Information Processing
• The components of information processing
are:
- Storing
- Retaining
- Retrieving information
Storing
• The human memory is the center of
information processing.
• Information processing occurs in stages and in
three sequential “storehouses” where
information is kept:
- sensory store
- short-term store
- long-term store
Sensory Store
• The sensory store is the mental “space” in the human
mind where sensory input lasts for just a second or two.
• If it is not processed immediately, it is lost.
• The brain automatically and subconsciously “tags” all
information with a value, either positive or negative; if
positive, it is processed
• For marketers, this means that although it is relatively
easy to get information into the consumer’s sensory
store, it is difficult to make a lasting impression.
Short-term Store
• The short-term store is where information is processed
and held for just a brief period.
• If information in the short-term store undergoes the
process known as rehearsal, which is the silent, mental
repetition of information, it is then transferred to the long-
term store.
• The transfer process takes from 2 to 10 seconds. If
information is not rehearsed and transferred, it is lost in
about 30 seconds or less. The amount of information that
can be held in short-term storage is limited to about four
or five items.
Long-term Store
• The long-term store is the mental “space”

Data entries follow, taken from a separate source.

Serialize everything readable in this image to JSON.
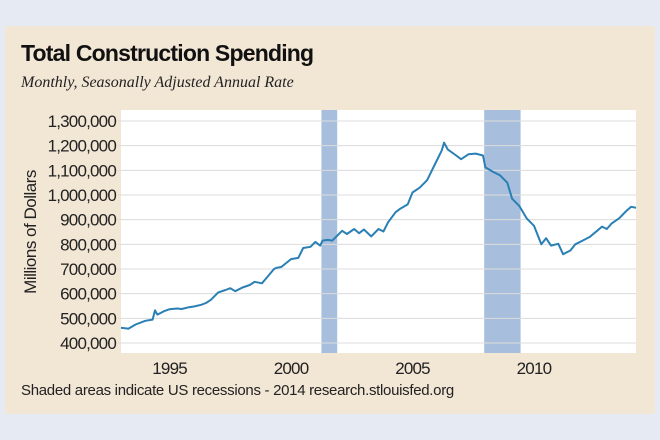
{
  "colors": {
    "line": "#2a7fb5",
    "recession": "#a7bfdc",
    "grid": "#dcdcdc",
    "plot_bg": "#ffffff",
    "card_bg": "#f2e6d5"
  },
  "chart_data": {
    "type": "line",
    "title": "Total Construction Spending",
    "subtitle": "Monthly, Seasonally Adjusted Annual Rate",
    "ylabel": "Millions of Dollars",
    "xlabel": "",
    "note": "Shaded areas indicate US recessions - 2014 research.stlouisfed.org",
    "xlim": [
      1993.0,
      2014.2
    ],
    "ylim": [
      360000,
      1340000
    ],
    "grid": true,
    "yticks": [
      400000,
      500000,
      600000,
      700000,
      800000,
      900000,
      1000000,
      1100000,
      1200000,
      1300000
    ],
    "ytick_labels": [
      "400,000",
      "500,000",
      "600,000",
      "700,000",
      "800,000",
      "900,000",
      "1,000,000",
      "1,100,000",
      "1,200,000",
      "1,300,000"
    ],
    "xticks": [
      1995,
      2000,
      2005,
      2010
    ],
    "xtick_labels": [
      "1995",
      "2000",
      "2005",
      "2010"
    ],
    "recessions": [
      [
        2001.25,
        2001.9
      ],
      [
        2007.95,
        2009.45
      ]
    ],
    "series": [
      {
        "x": [
          1993.0,
          1993.3,
          1993.6,
          1994.0,
          1994.3,
          1994.4,
          1994.5,
          1994.8,
          1995.0,
          1995.3,
          1995.5,
          1995.8,
          1996.0,
          1996.3,
          1996.5,
          1996.7,
          1997.0,
          1997.3,
          1997.5,
          1997.7,
          1998.0,
          1998.3,
          1998.5,
          1998.8,
          1999.0,
          1999.3,
          1999.4,
          1999.6,
          2000.0,
          2000.3,
          2000.5,
          2000.8,
          2001.0,
          2001.2,
          2001.3,
          2001.5,
          2001.7,
          2001.9,
          2002.1,
          2002.3,
          2002.6,
          2002.8,
          2003.0,
          2003.3,
          2003.6,
          2003.8,
          2004.0,
          2004.3,
          2004.5,
          2004.8,
          2005.0,
          2005.3,
          2005.6,
          2006.0,
          2006.2,
          2006.3,
          2006.45,
          2006.8,
          2007.0,
          2007.3,
          2007.6,
          2007.9,
          2008.0,
          2008.3,
          2008.6,
          2008.9,
          2009.1,
          2009.4,
          2009.7,
          2010.0,
          2010.3,
          2010.5,
          2010.7,
          2011.0,
          2011.2,
          2011.5,
          2011.7,
          2012.0,
          2012.3,
          2012.6,
          2012.8,
          2013.0,
          2013.2,
          2013.5,
          2013.8,
          2014.0,
          2014.2
        ],
        "values": [
          462000,
          458000,
          475000,
          490000,
          495000,
          532000,
          515000,
          530000,
          537000,
          540000,
          538000,
          545000,
          548000,
          555000,
          562000,
          575000,
          605000,
          615000,
          622000,
          610000,
          625000,
          635000,
          648000,
          642000,
          665000,
          700000,
          705000,
          708000,
          740000,
          745000,
          785000,
          790000,
          810000,
          795000,
          815000,
          818000,
          815000,
          835000,
          855000,
          842000,
          862000,
          845000,
          860000,
          832000,
          862000,
          852000,
          890000,
          930000,
          945000,
          962000,
          1010000,
          1030000,
          1060000,
          1140000,
          1180000,
          1212000,
          1185000,
          1160000,
          1145000,
          1165000,
          1168000,
          1160000,
          1112000,
          1095000,
          1080000,
          1050000,
          985000,
          955000,
          905000,
          875000,
          800000,
          825000,
          795000,
          802000,
          760000,
          775000,
          800000,
          815000,
          830000,
          855000,
          872000,
          862000,
          885000,
          905000,
          935000,
          952000,
          948000
        ]
      }
    ]
  }
}
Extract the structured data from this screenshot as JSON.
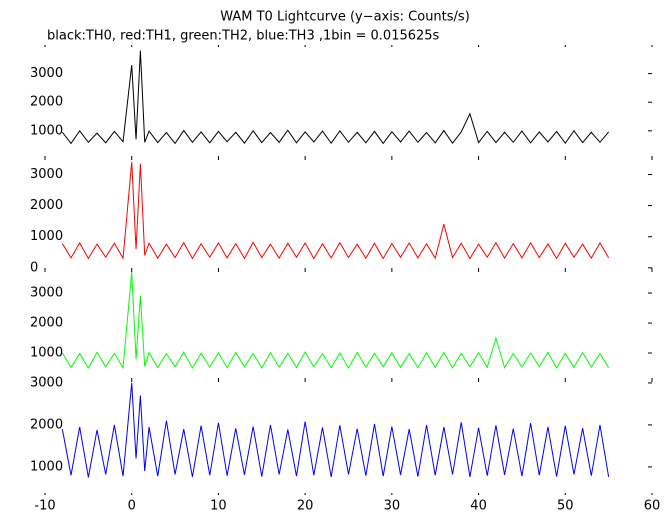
{
  "chart_data": [
    {
      "type": "line",
      "title": "WAM T0 Lightcurve (y−axis: Counts/s)",
      "subtitle": "black:TH0, red:TH1, green:TH2, blue:TH3 ,1bin = 0.015625s",
      "x": [
        -8,
        -7,
        -6,
        -5,
        -4,
        -3,
        -2,
        -1,
        0,
        0.5,
        1,
        1.5,
        2,
        3,
        4,
        5,
        6,
        7,
        8,
        9,
        10,
        11,
        12,
        13,
        14,
        15,
        16,
        17,
        18,
        19,
        20,
        21,
        22,
        23,
        24,
        25,
        26,
        27,
        28,
        29,
        30,
        31,
        32,
        33,
        34,
        35,
        36,
        37,
        38,
        39,
        40,
        41,
        42,
        43,
        44,
        45,
        46,
        47,
        48,
        49,
        50,
        51,
        52,
        53,
        54,
        55
      ],
      "series": [
        {
          "name": "TH0",
          "color": "#000000",
          "values": [
            950,
            560,
            1000,
            600,
            920,
            580,
            980,
            620,
            3300,
            700,
            3800,
            600,
            990,
            590,
            940,
            560,
            1010,
            600,
            960,
            580,
            980,
            620,
            950,
            570,
            1000,
            590,
            940,
            600,
            1020,
            580,
            960,
            610,
            990,
            570,
            1000,
            600,
            950,
            580,
            980,
            560,
            970,
            610,
            990,
            600,
            940,
            580,
            1010,
            570,
            960,
            1600,
            590,
            980,
            590,
            950,
            600,
            990,
            580,
            960,
            610,
            980,
            570,
            1000,
            590,
            950,
            600,
            960
          ]
        }
      ],
      "xlim": [
        -10,
        60
      ],
      "ylim": [
        50,
        4000
      ],
      "yticks": [
        1000,
        2000,
        3000
      ]
    },
    {
      "type": "line",
      "x": [
        -8,
        -7,
        -6,
        -5,
        -4,
        -3,
        -2,
        -1,
        0,
        0.5,
        1,
        1.5,
        2,
        3,
        4,
        5,
        6,
        7,
        8,
        9,
        10,
        11,
        12,
        13,
        14,
        15,
        16,
        17,
        18,
        19,
        20,
        21,
        22,
        23,
        24,
        25,
        26,
        27,
        28,
        29,
        30,
        31,
        32,
        33,
        34,
        35,
        36,
        37,
        38,
        39,
        40,
        41,
        42,
        43,
        44,
        45,
        46,
        47,
        48,
        49,
        50,
        51,
        52,
        53,
        54,
        55
      ],
      "series": [
        {
          "name": "TH1",
          "color": "#ff0000",
          "values": [
            780,
            320,
            800,
            300,
            760,
            340,
            790,
            310,
            3400,
            600,
            3350,
            400,
            790,
            310,
            760,
            330,
            810,
            300,
            770,
            340,
            800,
            320,
            780,
            300,
            820,
            330,
            760,
            310,
            790,
            340,
            800,
            300,
            770,
            320,
            810,
            330,
            760,
            310,
            790,
            300,
            780,
            340,
            800,
            320,
            770,
            310,
            1400,
            330,
            790,
            300,
            760,
            340,
            810,
            310,
            780,
            320,
            800,
            330,
            770,
            300,
            790,
            340,
            760,
            310,
            800,
            320
          ]
        }
      ],
      "xlim": [
        -10,
        60
      ],
      "ylim": [
        -70,
        3530
      ],
      "yticks": [
        0,
        1000,
        2000,
        3000
      ]
    },
    {
      "type": "line",
      "x": [
        -8,
        -7,
        -6,
        -5,
        -4,
        -3,
        -2,
        -1,
        0,
        0.5,
        1,
        1.5,
        2,
        3,
        4,
        5,
        6,
        7,
        8,
        9,
        10,
        11,
        12,
        13,
        14,
        15,
        16,
        17,
        18,
        19,
        20,
        21,
        22,
        23,
        24,
        25,
        26,
        27,
        28,
        29,
        30,
        31,
        32,
        33,
        34,
        35,
        36,
        37,
        38,
        39,
        40,
        41,
        42,
        43,
        44,
        45,
        46,
        47,
        48,
        49,
        50,
        51,
        52,
        53,
        54,
        55
      ],
      "series": [
        {
          "name": "TH2",
          "color": "#00ff00",
          "values": [
            1000,
            520,
            980,
            500,
            1020,
            540,
            990,
            510,
            3700,
            800,
            2900,
            550,
            1010,
            520,
            980,
            540,
            1030,
            500,
            990,
            530,
            1000,
            510,
            1020,
            540,
            980,
            500,
            1010,
            530,
            990,
            520,
            1030,
            540,
            980,
            510,
            1000,
            500,
            1020,
            530,
            990,
            540,
            1010,
            520,
            980,
            510,
            1000,
            530,
            1020,
            500,
            990,
            540,
            1010,
            520,
            1500,
            510,
            980,
            530,
            1000,
            540,
            1020,
            500,
            990,
            520,
            1010,
            530,
            980,
            510
          ]
        }
      ],
      "xlim": [
        -10,
        60
      ],
      "ylim": [
        100,
        3770
      ],
      "yticks": [
        1000,
        2000,
        3000
      ]
    },
    {
      "type": "line",
      "x": [
        -8,
        -7,
        -6,
        -5,
        -4,
        -3,
        -2,
        -1,
        0,
        0.5,
        1,
        1.5,
        2,
        3,
        4,
        5,
        6,
        7,
        8,
        9,
        10,
        11,
        12,
        13,
        14,
        15,
        16,
        17,
        18,
        19,
        20,
        21,
        22,
        23,
        24,
        25,
        26,
        27,
        28,
        29,
        30,
        31,
        32,
        33,
        34,
        35,
        36,
        37,
        38,
        39,
        40,
        41,
        42,
        43,
        44,
        45,
        46,
        47,
        48,
        49,
        50,
        51,
        52,
        53,
        54,
        55
      ],
      "series": [
        {
          "name": "TH3",
          "color": "#0000ff",
          "values": [
            1900,
            800,
            1950,
            750,
            1880,
            820,
            2000,
            780,
            3000,
            1200,
            2700,
            900,
            1950,
            780,
            2100,
            820,
            1900,
            760,
            1980,
            800,
            2050,
            790,
            1920,
            810,
            1960,
            770,
            2000,
            820,
            1890,
            780,
            2080,
            800,
            1940,
            760,
            1990,
            820,
            1910,
            790,
            2020,
            780,
            1960,
            810,
            1900,
            770,
            2000,
            800,
            1950,
            820,
            2060,
            760,
            1930,
            790,
            1990,
            810,
            1910,
            780,
            2040,
            800,
            1950,
            770,
            1980,
            820,
            1920,
            790,
            2000,
            760
          ]
        }
      ],
      "xlim": [
        -10,
        60
      ],
      "ylim": [
        330,
        3070
      ],
      "yticks": [
        1000,
        2000,
        3000
      ],
      "xticks": [
        -10,
        0,
        10,
        20,
        30,
        40,
        50,
        60
      ]
    }
  ]
}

where information is retained for extended
periods of time
• Although it is possible to forget something
within a few minutes after the information
reaches long-term storage, it is more common
for data in long-term storage to last for days,
weeks, or even years.
Information Retention
• Information does not merely remain in long-
term storage waiting to be retrieved.
• It is constantly organized and reorganized, as
new chunks of information are received and
new links among those chunks are created.
• EX: Service upgrades (Banks, Telecom etc.)
Retrieval
• Retrieval is the process by which people
recover information from the long-term store;
it is frequently triggered by external cues.
• EX: When we see a product in the store TV, we
automatically retrieve the applicable
information our brains have stored (may be
from past experience of using the product or
we have seen it in ads)
Application of cognitive learning
• Problem solution based advertising
• EX: - out of phone credit, use bKash to
instantly recharge
- toothache, use sensodyne rapid relief
toothpaste for instant pain relief
Consumer Involvement
• All purchases, especially routine ones, do not
require complex and extensive information
processing and evaluation.
• This can be explained by consumer
involvement.
• Consumer involvement is the degree of
personal relevance that the product or
purchase holds for the consumer.
Consumer Involvement
• High-involvement purchases are very important to the
consumer (e.g., in terms of perceived risk) and thus
provoke extensive problem solving and information
processing (EX: Cars, Mobiles)
• Low-involvement purchases are not very important,
hold little relevance, have little perceived risk, and
provoke limited information processing (EX: Bread, Egg)
• Some products/services varies as high/low involvement
depending on the individual (EX: Shampoo)
Application of consumer involvement

• Marketers must provide adequate information


in appropriate places such as product label,
packaging, and ads for high-involvement
products
• Marketers may focus on product
differentiation in low-involvement products.